In tests, PlaNet agent outperforms model-free methods like A3C and D4PG on image-based tasks
Google in collaboration with DeepMind has introduced the Deep Planning Network (PlaNet) agent, which learns a world model from image inputs and leverages it for planning.
PlaNet can solve a variety of image-based control tasks, competing with advanced model-free agents in terms of final performance while being 5,000 per cent more data efficient on average – Danijar Hafner, a student researcher at Google AI, writes in a blog post.
The source code has been released on GitHub.
How PlaNet Works
Danijar Hafner, who is also co-author of the academic paper describing PlaNet’s architecture, explains – “PlaNet learns a dynamics model given image inputs and efficiently plans with it to gather new experience.”
In contrast to previous methods that plan over images, the researcher says, they rely on a compact sequence of hidden or latent states, called a latent dynamics model.
He elaborates, “Instead of directly predicting from one image to the next image, we predict the latent state forward. The image and reward at each step are then generated from the corresponding latent state. By compressing the images in this way, the agent can automatically learn more abstract representations, such as positions and velocities of objects, making it easier to predict forward without having to generate images along the way.”
Latent Dynamics Model: The information of the input images is integrated into the hidden states (green) using the encoder network (grey trapezoids). The hidden state is then projected forward in time to predict future images (blue trapezoids) and rewards (blue rectangle).
In contrast to their previous work on world models, PlaNet works without a policy network — it chooses actions purely by planning, and so it benefits from model improvements on the spot, Hafner claims.

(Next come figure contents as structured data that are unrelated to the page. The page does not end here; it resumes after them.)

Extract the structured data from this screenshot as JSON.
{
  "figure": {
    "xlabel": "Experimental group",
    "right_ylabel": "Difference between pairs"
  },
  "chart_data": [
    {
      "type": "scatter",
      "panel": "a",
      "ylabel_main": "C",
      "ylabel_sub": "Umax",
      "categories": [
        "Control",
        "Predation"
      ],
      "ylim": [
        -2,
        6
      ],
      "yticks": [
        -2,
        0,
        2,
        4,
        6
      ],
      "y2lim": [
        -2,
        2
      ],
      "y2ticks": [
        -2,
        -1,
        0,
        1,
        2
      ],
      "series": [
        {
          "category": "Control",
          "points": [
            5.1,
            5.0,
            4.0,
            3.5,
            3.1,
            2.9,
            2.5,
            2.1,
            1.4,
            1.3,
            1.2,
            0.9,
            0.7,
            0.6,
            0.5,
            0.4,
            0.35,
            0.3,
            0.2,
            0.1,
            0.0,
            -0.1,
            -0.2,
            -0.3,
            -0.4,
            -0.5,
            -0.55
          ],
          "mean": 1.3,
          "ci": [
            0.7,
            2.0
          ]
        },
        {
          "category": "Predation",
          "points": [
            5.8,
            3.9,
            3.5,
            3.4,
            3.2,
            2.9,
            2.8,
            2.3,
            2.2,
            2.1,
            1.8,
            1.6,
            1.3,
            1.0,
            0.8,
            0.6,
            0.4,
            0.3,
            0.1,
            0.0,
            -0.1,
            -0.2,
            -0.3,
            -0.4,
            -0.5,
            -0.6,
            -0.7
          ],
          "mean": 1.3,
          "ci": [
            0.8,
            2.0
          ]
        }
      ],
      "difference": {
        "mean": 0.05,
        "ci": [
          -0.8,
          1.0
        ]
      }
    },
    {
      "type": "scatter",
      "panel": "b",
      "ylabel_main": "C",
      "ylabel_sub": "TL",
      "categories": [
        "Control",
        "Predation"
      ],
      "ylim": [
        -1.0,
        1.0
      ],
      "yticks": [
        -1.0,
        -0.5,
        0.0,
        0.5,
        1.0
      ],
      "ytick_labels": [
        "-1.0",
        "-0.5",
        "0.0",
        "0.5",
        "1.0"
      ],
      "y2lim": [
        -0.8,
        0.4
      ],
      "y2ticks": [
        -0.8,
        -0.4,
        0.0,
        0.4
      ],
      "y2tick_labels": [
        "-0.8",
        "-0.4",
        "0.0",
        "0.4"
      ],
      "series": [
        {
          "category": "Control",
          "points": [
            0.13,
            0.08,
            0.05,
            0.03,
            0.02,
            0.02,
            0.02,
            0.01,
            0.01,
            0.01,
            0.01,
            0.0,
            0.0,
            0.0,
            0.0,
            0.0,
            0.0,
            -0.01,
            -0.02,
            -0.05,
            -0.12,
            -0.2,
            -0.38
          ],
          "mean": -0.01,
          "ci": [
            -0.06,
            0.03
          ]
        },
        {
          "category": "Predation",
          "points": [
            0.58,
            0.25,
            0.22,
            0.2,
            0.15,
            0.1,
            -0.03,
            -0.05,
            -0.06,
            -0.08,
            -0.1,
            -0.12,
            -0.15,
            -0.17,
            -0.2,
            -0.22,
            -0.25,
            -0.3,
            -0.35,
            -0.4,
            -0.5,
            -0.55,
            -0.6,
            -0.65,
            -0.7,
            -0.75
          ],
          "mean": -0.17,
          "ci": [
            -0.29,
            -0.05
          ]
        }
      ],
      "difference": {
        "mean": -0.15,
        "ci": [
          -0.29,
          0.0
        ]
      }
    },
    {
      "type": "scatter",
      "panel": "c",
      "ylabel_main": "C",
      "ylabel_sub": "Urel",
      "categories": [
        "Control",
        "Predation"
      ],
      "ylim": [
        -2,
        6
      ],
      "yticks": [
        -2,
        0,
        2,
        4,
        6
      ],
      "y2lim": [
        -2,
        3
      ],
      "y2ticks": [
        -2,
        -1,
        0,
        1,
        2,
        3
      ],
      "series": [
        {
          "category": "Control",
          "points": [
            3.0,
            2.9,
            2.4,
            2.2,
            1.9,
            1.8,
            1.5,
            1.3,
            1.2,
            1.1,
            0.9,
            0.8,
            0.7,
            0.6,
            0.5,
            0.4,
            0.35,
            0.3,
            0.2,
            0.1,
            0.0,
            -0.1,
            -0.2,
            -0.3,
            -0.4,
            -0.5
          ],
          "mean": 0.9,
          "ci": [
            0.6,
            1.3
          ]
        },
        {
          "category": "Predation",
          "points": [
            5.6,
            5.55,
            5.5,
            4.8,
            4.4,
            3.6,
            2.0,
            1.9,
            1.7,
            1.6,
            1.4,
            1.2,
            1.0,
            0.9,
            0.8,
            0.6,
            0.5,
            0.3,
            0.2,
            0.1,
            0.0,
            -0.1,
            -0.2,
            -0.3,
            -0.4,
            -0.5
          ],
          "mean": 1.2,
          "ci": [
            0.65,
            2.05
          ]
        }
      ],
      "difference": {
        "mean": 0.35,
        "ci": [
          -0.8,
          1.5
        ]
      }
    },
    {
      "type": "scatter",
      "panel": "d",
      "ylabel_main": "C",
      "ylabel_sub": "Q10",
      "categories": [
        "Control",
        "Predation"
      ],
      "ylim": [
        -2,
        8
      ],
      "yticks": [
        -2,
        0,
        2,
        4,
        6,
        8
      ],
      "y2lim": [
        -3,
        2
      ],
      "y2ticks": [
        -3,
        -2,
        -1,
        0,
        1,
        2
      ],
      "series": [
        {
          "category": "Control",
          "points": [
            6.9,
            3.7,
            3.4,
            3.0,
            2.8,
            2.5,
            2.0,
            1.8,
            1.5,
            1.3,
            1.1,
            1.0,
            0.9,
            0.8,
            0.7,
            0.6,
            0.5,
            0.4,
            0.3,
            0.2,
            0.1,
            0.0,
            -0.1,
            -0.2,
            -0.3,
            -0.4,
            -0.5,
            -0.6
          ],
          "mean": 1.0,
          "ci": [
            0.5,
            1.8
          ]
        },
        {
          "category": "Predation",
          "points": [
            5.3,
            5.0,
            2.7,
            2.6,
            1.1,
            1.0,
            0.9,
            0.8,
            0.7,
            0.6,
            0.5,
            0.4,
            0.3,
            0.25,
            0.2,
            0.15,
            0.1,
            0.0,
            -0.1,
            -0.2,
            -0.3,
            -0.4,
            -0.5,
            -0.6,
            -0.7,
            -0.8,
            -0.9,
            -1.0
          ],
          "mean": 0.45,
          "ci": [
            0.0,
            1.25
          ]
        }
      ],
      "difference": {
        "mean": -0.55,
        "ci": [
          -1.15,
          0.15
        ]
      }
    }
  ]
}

For example, he says, “the agent can imagine how the position of a ball and its distance to the goal will change for certain actions, without having to visualize the scenario. This allows us to compare 10,000 imagined action sequences with a large batch size every time the agent chooses an action. We then execute the first action of the best sequence found and replan at the next step.”

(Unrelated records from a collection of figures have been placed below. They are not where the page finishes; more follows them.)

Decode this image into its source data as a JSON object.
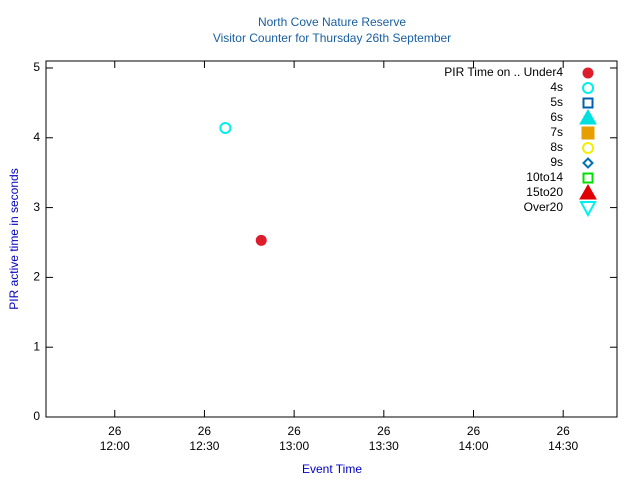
{
  "chart_data": {
    "type": "scatter",
    "title": "North Cove Nature Reserve",
    "subtitle": "Visitor Counter for Thursday 26th September",
    "x_label": "Event Time",
    "y_label": "PIR active time in seconds",
    "xlim": [
      "26 11:37",
      "26 14:48"
    ],
    "xticks": [
      "26 12:00",
      "26 12:30",
      "26 13:00",
      "26 13:30",
      "26 14:00",
      "26 14:30"
    ],
    "ylim": [
      0,
      5.1
    ],
    "yticks": [
      0,
      1,
      2,
      3,
      4,
      5
    ],
    "legend": "top-right",
    "series": [
      {
        "name": "PIR Time on .. Under4",
        "color": "#dd1c2c",
        "marker": "circle-filled",
        "x": [
          "26 12:49"
        ],
        "values": [
          2.53
        ]
      },
      {
        "name": "4s",
        "color": "#00f0f0",
        "marker": "circle",
        "x": [
          "26 12:37"
        ],
        "values": [
          4.14
        ]
      },
      {
        "name": "5s",
        "color": "#0060ad",
        "marker": "square",
        "x": [],
        "values": []
      },
      {
        "name": "6s",
        "color": "#00e0e0",
        "marker": "triangle-filled",
        "x": [],
        "values": []
      },
      {
        "name": "7s",
        "color": "#e69f00",
        "marker": "square-filled",
        "x": [],
        "values": []
      },
      {
        "name": "8s",
        "color": "#f0f000",
        "marker": "circle",
        "x": [],
        "values": []
      },
      {
        "name": "9s",
        "color": "#0072b2",
        "marker": "diamond",
        "x": [],
        "values": []
      },
      {
        "name": "10to14",
        "color": "#00e000",
        "marker": "square",
        "x": [],
        "values": []
      },
      {
        "name": "15to20",
        "color": "#e00000",
        "marker": "triangle-filled",
        "x": [],
        "values": []
      },
      {
        "name": "Over20",
        "color": "#00f0f0",
        "marker": "triangle-down",
        "x": [],
        "values": []
      }
    ]
  }
}
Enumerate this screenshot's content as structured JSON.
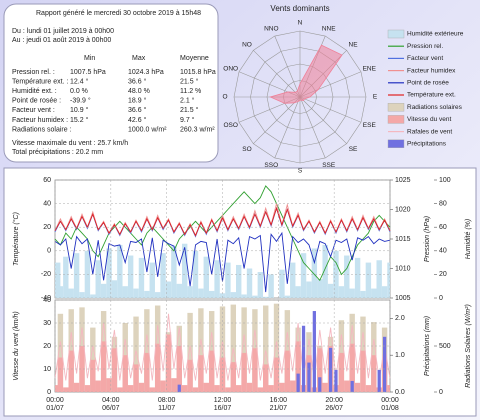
{
  "report": {
    "title": "Rapport généré le mercredi 30 octobre 2019 à 15h48",
    "from": "Du : lundi 01 juillet 2019 à 00h00",
    "to": "Au : jeudi 01 août 2019 à 00h00",
    "columns": [
      "Min",
      "Max",
      "Moyenne"
    ],
    "rows": [
      {
        "label": "Pression rel. :",
        "min": "1007.5 hPa",
        "max": "1024.3 hPa",
        "mean": "1015.8 hPa"
      },
      {
        "label": "Température ext. :",
        "min": "12.4 °",
        "max": "36.6 °",
        "mean": "21.5 °"
      },
      {
        "label": "Humidité ext. :",
        "min": "0.0 %",
        "max": "48.0 %",
        "mean": "11.2 %"
      },
      {
        "label": "Point de rosée :",
        "min": "-39.9 °",
        "max": "18.9 °",
        "mean": "2.1 °"
      },
      {
        "label": "Facteur vent :",
        "min": "10.9 °",
        "max": "36.6 °",
        "mean": "21.5 °"
      },
      {
        "label": "Facteur humidex :",
        "min": "15.2 °",
        "max": "42.6 °",
        "mean": "9.7 °"
      },
      {
        "label": "Radiations solaire :",
        "max": "1000.0 w/m²",
        "mean": "260.3 w/m²"
      }
    ],
    "wind_max": "Vitesse maximale du vent : 25.7 km/h",
    "rain_total": "Total précipitations : 20.2 mm"
  },
  "chart_data": [
    {
      "type": "radar",
      "title": "Vents dominants",
      "categories": [
        "N",
        "NNE",
        "NE",
        "ENE",
        "E",
        "ESE",
        "SE",
        "SSE",
        "S",
        "SSO",
        "SO",
        "OSO",
        "O",
        "ONO",
        "NO",
        "NNO"
      ],
      "values": [
        8,
        34,
        36,
        12,
        6,
        3,
        3,
        2,
        2,
        3,
        5,
        10,
        18,
        8,
        4,
        4
      ],
      "color": "#f08098",
      "rlim": [
        0,
        40
      ],
      "rticks": [
        10,
        20,
        30,
        40
      ]
    },
    {
      "type": "line",
      "x": [
        "01/07 00:00",
        "01/07 12:00",
        "02/07 00:00",
        "02/07 12:00",
        "03/07 00:00",
        "03/07 12:00",
        "04/07 00:00",
        "04/07 12:00",
        "05/07 00:00",
        "05/07 12:00",
        "06/07 00:00",
        "06/07 12:00",
        "07/07 00:00",
        "07/07 12:00",
        "08/07 00:00",
        "08/07 12:00",
        "09/07 00:00",
        "09/07 12:00",
        "10/07 00:00",
        "10/07 12:00",
        "11/07 00:00",
        "11/07 12:00",
        "12/07 00:00",
        "12/07 12:00",
        "13/07 00:00",
        "13/07 12:00",
        "14/07 00:00",
        "14/07 12:00",
        "15/07 00:00",
        "15/07 12:00",
        "16/07 00:00",
        "16/07 12:00",
        "17/07 00:00",
        "17/07 12:00",
        "18/07 00:00",
        "18/07 12:00",
        "19/07 00:00",
        "19/07 12:00",
        "20/07 00:00",
        "20/07 12:00",
        "21/07 00:00",
        "21/07 12:00",
        "22/07 00:00",
        "22/07 12:00",
        "23/07 00:00",
        "23/07 12:00",
        "24/07 00:00",
        "24/07 12:00",
        "25/07 00:00",
        "25/07 12:00",
        "26/07 00:00",
        "26/07 12:00",
        "27/07 00:00",
        "27/07 12:00",
        "28/07 00:00",
        "28/07 12:00",
        "29/07 00:00",
        "29/07 12:00",
        "30/07 00:00",
        "30/07 12:00",
        "31/07 00:00",
        "31/07 12:00",
        "01/08 00:00"
      ],
      "xlim": [
        "01/07 00:00",
        "01/08 00:00"
      ],
      "ylabel": "Température (°C)",
      "ylim": [
        -40,
        60
      ],
      "yticks": [
        -40,
        -20,
        0,
        20,
        40,
        60
      ],
      "y2label": "Pression (hPa)",
      "y2lim": [
        1005,
        1025
      ],
      "y2ticks": [
        1005,
        1010,
        1015,
        1020,
        1025
      ],
      "y3label": "Humidité (%)",
      "y3lim": [
        0,
        100
      ],
      "y3ticks": [
        0,
        20,
        40,
        60,
        80,
        100
      ],
      "grid": true,
      "series": [
        {
          "name": "Humidité extérieure",
          "color": "#c6e2f0",
          "kind": "area",
          "axis": "y3",
          "values": [
            30,
            10,
            35,
            8,
            38,
            5,
            40,
            3,
            32,
            12,
            42,
            15,
            45,
            10,
            36,
            8,
            34,
            6,
            30,
            5,
            38,
            14,
            44,
            12,
            46,
            10,
            40,
            8,
            35,
            6,
            32,
            4,
            30,
            5,
            28,
            3,
            25,
            2,
            22,
            1,
            20,
            0,
            24,
            2,
            30,
            10,
            38,
            14,
            42,
            16,
            45,
            12,
            40,
            10,
            36,
            8,
            34,
            6,
            30,
            8,
            32,
            10,
            30
          ]
        },
        {
          "name": "Pression rel.",
          "color": "#30a030",
          "kind": "line",
          "axis": "y2",
          "values": [
            1015,
            1014,
            1016,
            1015,
            1017,
            1016,
            1015,
            1013,
            1012,
            1014,
            1016,
            1017,
            1018,
            1017,
            1016,
            1015,
            1014,
            1016,
            1017,
            1016,
            1015,
            1014,
            1013,
            1015,
            1016,
            1017,
            1018,
            1017,
            1016,
            1017,
            1018,
            1019,
            1020,
            1021,
            1022,
            1023,
            1022,
            1021,
            1022,
            1024,
            1023,
            1021,
            1019,
            1017,
            1015,
            1013,
            1011,
            1010,
            1009,
            1008,
            1010,
            1012,
            1011,
            1009,
            1010,
            1012,
            1014,
            1015,
            1016,
            1018,
            1019,
            1018,
            1017
          ]
        },
        {
          "name": "Facteur vent",
          "color": "#5070e0",
          "kind": "line",
          "axis": "y",
          "values": [
            16,
            25,
            17,
            27,
            18,
            29,
            19,
            31,
            17,
            24,
            14,
            22,
            13,
            23,
            15,
            25,
            16,
            27,
            17,
            28,
            18,
            26,
            15,
            23,
            13,
            22,
            12,
            24,
            14,
            26,
            16,
            28,
            17,
            27,
            18,
            29,
            19,
            31,
            20,
            33,
            21,
            36,
            21,
            35,
            20,
            30,
            17,
            25,
            15,
            24,
            14,
            25,
            15,
            26,
            16,
            27,
            17,
            28,
            18,
            27,
            17,
            26,
            16
          ]
        },
        {
          "name": "Facteur humidex",
          "color": "#f09090",
          "kind": "line",
          "axis": "y",
          "values": [
            17,
            27,
            18,
            29,
            19,
            31,
            20,
            33,
            18,
            25,
            15,
            23,
            14,
            24,
            16,
            26,
            17,
            29,
            18,
            30,
            19,
            27,
            16,
            24,
            14,
            23,
            13,
            25,
            15,
            27,
            17,
            30,
            18,
            29,
            19,
            31,
            20,
            34,
            21,
            36,
            22,
            40,
            22,
            39,
            21,
            32,
            18,
            26,
            16,
            25,
            15,
            26,
            16,
            27,
            17,
            29,
            18,
            30,
            19,
            29,
            18,
            27,
            17
          ]
        },
        {
          "name": "Point de rosée",
          "color": "#2030c0",
          "kind": "line",
          "axis": "y",
          "values": [
            8,
            5,
            10,
            -15,
            12,
            6,
            10,
            -20,
            9,
            -25,
            6,
            4,
            5,
            -10,
            8,
            7,
            10,
            -18,
            11,
            -22,
            9,
            6,
            4,
            -12,
            3,
            -30,
            5,
            8,
            7,
            -20,
            10,
            -26,
            9,
            6,
            11,
            -15,
            12,
            10,
            13,
            -35,
            14,
            8,
            15,
            -28,
            12,
            7,
            10,
            5,
            -10,
            8,
            6,
            -5,
            9,
            7,
            10,
            -8,
            11,
            9,
            12,
            6,
            10,
            8,
            9
          ]
        },
        {
          "name": "Température ext.",
          "color": "#e02020",
          "kind": "line",
          "axis": "y",
          "values": [
            17,
            25,
            18,
            27,
            19,
            29,
            20,
            31,
            18,
            24,
            15,
            22,
            14,
            23,
            16,
            25,
            17,
            27,
            18,
            28,
            19,
            26,
            16,
            23,
            14,
            22,
            13,
            24,
            15,
            26,
            17,
            28,
            18,
            27,
            19,
            29,
            20,
            31,
            21,
            33,
            22,
            36,
            22,
            35,
            21,
            30,
            18,
            25,
            16,
            24,
            15,
            25,
            16,
            26,
            17,
            27,
            18,
            28,
            19,
            27,
            18,
            26,
            17
          ]
        }
      ]
    },
    {
      "type": "line",
      "x": [
        "01/07 00:00",
        "01/07 12:00",
        "02/07 00:00",
        "02/07 12:00",
        "03/07 00:00",
        "03/07 12:00",
        "04/07 00:00",
        "04/07 12:00",
        "05/07 00:00",
        "05/07 12:00",
        "06/07 00:00",
        "06/07 12:00",
        "07/07 00:00",
        "07/07 12:00",
        "08/07 00:00",
        "08/07 12:00",
        "09/07 00:00",
        "09/07 12:00",
        "10/07 00:00",
        "10/07 12:00",
        "11/07 00:00",
        "11/07 12:00",
        "12/07 00:00",
        "12/07 12:00",
        "13/07 00:00",
        "13/07 12:00",
        "14/07 00:00",
        "14/07 12:00",
        "15/07 00:00",
        "15/07 12:00",
        "16/07 00:00",
        "16/07 12:00",
        "17/07 00:00",
        "17/07 12:00",
        "18/07 00:00",
        "18/07 12:00",
        "19/07 00:00",
        "19/07 12:00",
        "20/07 00:00",
        "20/07 12:00",
        "21/07 00:00",
        "21/07 12:00",
        "22/07 00:00",
        "22/07 12:00",
        "23/07 00:00",
        "23/07 12:00",
        "24/07 00:00",
        "24/07 12:00",
        "25/07 00:00",
        "25/07 12:00",
        "26/07 00:00",
        "26/07 12:00",
        "27/07 00:00",
        "27/07 12:00",
        "28/07 00:00",
        "28/07 12:00",
        "29/07 00:00",
        "29/07 12:00",
        "30/07 00:00",
        "30/07 12:00",
        "31/07 00:00",
        "31/07 12:00",
        "01/08 00:00"
      ],
      "xlim": [
        "01/07 00:00",
        "01/08 00:00"
      ],
      "xticks": [
        {
          "value": "01/07 00:00",
          "label": [
            "00:00",
            "01/07"
          ]
        },
        {
          "value": "06/07 04:00",
          "label": [
            "04:00",
            "06/07"
          ]
        },
        {
          "value": "11/07 08:00",
          "label": [
            "08:00",
            "11/07"
          ]
        },
        {
          "value": "16/07 12:00",
          "label": [
            "12:00",
            "16/07"
          ]
        },
        {
          "value": "21/07 16:00",
          "label": [
            "16:00",
            "21/07"
          ]
        },
        {
          "value": "26/07 20:00",
          "label": [
            "20:00",
            "26/07"
          ]
        },
        {
          "value": "01/08 00:00",
          "label": [
            "00:00",
            "01/08"
          ]
        }
      ],
      "ylabel": "Vitesse du vent (km/h)",
      "ylim": [
        0,
        40
      ],
      "yticks": [
        0,
        10,
        20,
        30,
        40
      ],
      "y2label": "Précipitations (mm)",
      "y2lim": [
        0,
        2.5
      ],
      "y2ticks": [
        {
          "value": 0,
          "label": "0.0"
        },
        {
          "value": 1,
          "label": "1.0"
        },
        {
          "value": 2,
          "label": "2.0"
        }
      ],
      "y3label": "Radiations Solaires (W/m²)",
      "y3lim": [
        0,
        1000
      ],
      "y3ticks": [
        0,
        500
      ],
      "grid": true,
      "series": [
        {
          "name": "Radiations solaires",
          "color": "#ddd3bd",
          "kind": "area",
          "axis": "y3",
          "values": [
            0,
            850,
            0,
            900,
            0,
            920,
            0,
            700,
            0,
            880,
            0,
            600,
            0,
            750,
            0,
            820,
            0,
            900,
            0,
            940,
            0,
            650,
            0,
            720,
            0,
            860,
            0,
            910,
            0,
            880,
            0,
            930,
            0,
            950,
            0,
            920,
            0,
            900,
            0,
            940,
            0,
            960,
            0,
            890,
            0,
            700,
            0,
            650,
            0,
            500,
            0,
            600,
            0,
            780,
            0,
            850,
            0,
            820,
            0,
            760,
            0,
            700,
            0
          ]
        },
        {
          "name": "Vitesse du vent",
          "color": "#f4a8a8",
          "kind": "area",
          "axis": "y",
          "values": [
            3,
            15,
            2,
            18,
            4,
            20,
            3,
            14,
            5,
            22,
            6,
            19,
            2,
            16,
            3,
            12,
            4,
            17,
            2,
            21,
            5,
            25,
            6,
            20,
            3,
            14,
            2,
            16,
            4,
            18,
            3,
            15,
            2,
            13,
            3,
            17,
            4,
            19,
            2,
            12,
            3,
            15,
            4,
            18,
            5,
            22,
            3,
            16,
            2,
            19,
            4,
            20,
            3,
            17,
            5,
            21,
            4,
            18,
            3,
            16,
            2,
            14,
            3
          ]
        },
        {
          "name": "Rafales de vent",
          "color": "#f4b8c0",
          "kind": "line",
          "axis": "y",
          "values": [
            6,
            22,
            5,
            26,
            8,
            28,
            6,
            20,
            9,
            30,
            10,
            27,
            5,
            23,
            6,
            18,
            8,
            25,
            5,
            29,
            9,
            34,
            10,
            28,
            6,
            20,
            5,
            23,
            8,
            26,
            6,
            22,
            5,
            19,
            6,
            25,
            8,
            27,
            5,
            18,
            6,
            22,
            8,
            26,
            9,
            30,
            6,
            23,
            5,
            27,
            8,
            28,
            6,
            25,
            9,
            29,
            8,
            26,
            6,
            23,
            5,
            20,
            6
          ]
        },
        {
          "name": "Précipitations",
          "color": "#7070e0",
          "kind": "bar",
          "axis": "y2",
          "values": [
            0,
            0,
            0,
            0,
            0,
            0,
            0,
            0,
            0,
            0,
            0,
            0,
            0,
            0,
            0,
            0,
            0,
            0,
            0,
            0,
            0,
            0,
            0,
            0.2,
            0,
            0,
            0,
            0,
            0,
            0,
            0,
            0,
            0,
            0,
            0,
            0,
            0,
            0,
            0,
            0,
            0,
            0,
            0,
            0,
            0,
            0.5,
            1.8,
            0.8,
            2.2,
            0.4,
            0,
            1.2,
            0.6,
            0,
            0,
            0.3,
            0,
            0,
            0,
            0,
            0.6,
            1.5,
            0
          ]
        }
      ]
    }
  ]
}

Planning in Latent Space: For planning, Google AI team encodes past images (gray trapezoid) into the current hidden state (green). From there, they efficiently predict future rewards for multiple action sequences and then execute the first action of the best sequence found (red box)
PlaNet agent outperforms model-free methods
Google says that in tests PlaNet agent outperformed model-free methods like A3C and D4PG on image-based tasks.
“PlaNet clearly outperforms A3C on all tasks and reaches final performance close to D4PG while, using 5000% less interaction with the environment on average,” the tech giant writes in the blog.
Additionally, when PlaNet was placed randomly into different environments without knowing the task, it managed to learn all six tasks without modification in as little as 2,000 attempts.
The researchers believe that scaling up the processing power could produce an even more robust model.